As the sellotape wielding fans worked their way along the carriages, I made my way backwards down the train. Hopping off at Euston Square to swap carriages, the doors closed and left me bereft on the platform.
Then my camera jammed as the train pulled away leaving me without a final photo, or farewell tap of the carriages. The fun atmosphere on the train had left me behind. I was mortified.
I had planned to get off at Baker Street and head home via another line, but as it was, I took one of the new shiny Met Line trains back whence I had came.
Of all the LU lines, the Met trains were always just that bit more special and different from the others. Even the same sized District/Circle line trains always felt more municipal than the Met. This was a line retained its aloof feel of something which deigned to visit London from the shires but would rather not hang around too long thank you very much.

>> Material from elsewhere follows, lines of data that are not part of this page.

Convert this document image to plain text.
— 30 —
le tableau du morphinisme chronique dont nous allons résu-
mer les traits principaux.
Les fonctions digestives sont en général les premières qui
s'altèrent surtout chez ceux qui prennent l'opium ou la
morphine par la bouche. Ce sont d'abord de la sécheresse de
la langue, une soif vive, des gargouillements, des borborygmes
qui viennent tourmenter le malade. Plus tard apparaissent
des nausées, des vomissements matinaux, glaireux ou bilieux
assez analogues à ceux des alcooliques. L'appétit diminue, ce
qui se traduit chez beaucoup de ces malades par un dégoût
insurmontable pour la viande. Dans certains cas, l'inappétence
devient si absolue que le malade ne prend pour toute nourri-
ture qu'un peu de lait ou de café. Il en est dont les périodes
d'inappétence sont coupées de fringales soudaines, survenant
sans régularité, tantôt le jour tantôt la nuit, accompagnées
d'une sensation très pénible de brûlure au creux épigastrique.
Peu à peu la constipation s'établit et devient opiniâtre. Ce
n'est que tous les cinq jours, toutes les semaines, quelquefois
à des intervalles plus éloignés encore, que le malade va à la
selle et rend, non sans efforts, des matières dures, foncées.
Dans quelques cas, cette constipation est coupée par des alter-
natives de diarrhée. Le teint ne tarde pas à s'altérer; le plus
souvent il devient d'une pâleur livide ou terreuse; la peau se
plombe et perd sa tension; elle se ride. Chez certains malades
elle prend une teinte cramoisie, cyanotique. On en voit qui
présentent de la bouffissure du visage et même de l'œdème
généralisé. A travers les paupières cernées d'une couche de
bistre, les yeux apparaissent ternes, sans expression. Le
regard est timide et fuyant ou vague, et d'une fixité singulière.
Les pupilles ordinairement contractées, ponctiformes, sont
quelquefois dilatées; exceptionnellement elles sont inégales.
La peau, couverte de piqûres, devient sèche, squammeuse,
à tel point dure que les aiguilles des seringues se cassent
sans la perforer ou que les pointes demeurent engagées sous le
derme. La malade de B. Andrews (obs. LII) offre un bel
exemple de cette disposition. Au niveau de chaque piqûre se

Now, we have new bright shiny trains with air cooling, walk through carriages and lots of modern accessibility features. But they have lost the character. Understandably with so many trains being replaced across the country at the same time, there is a uniformity of design and aesthetic as we aren’t waiting a decade between upgrades to let fashions change.
The Met is now a bland municipal service which is undeniably vastly more suited to 21st century transport, but I think a lot of people will miss the differences the old trains exuded on their commute.
Diamond Geezer caught the train after me.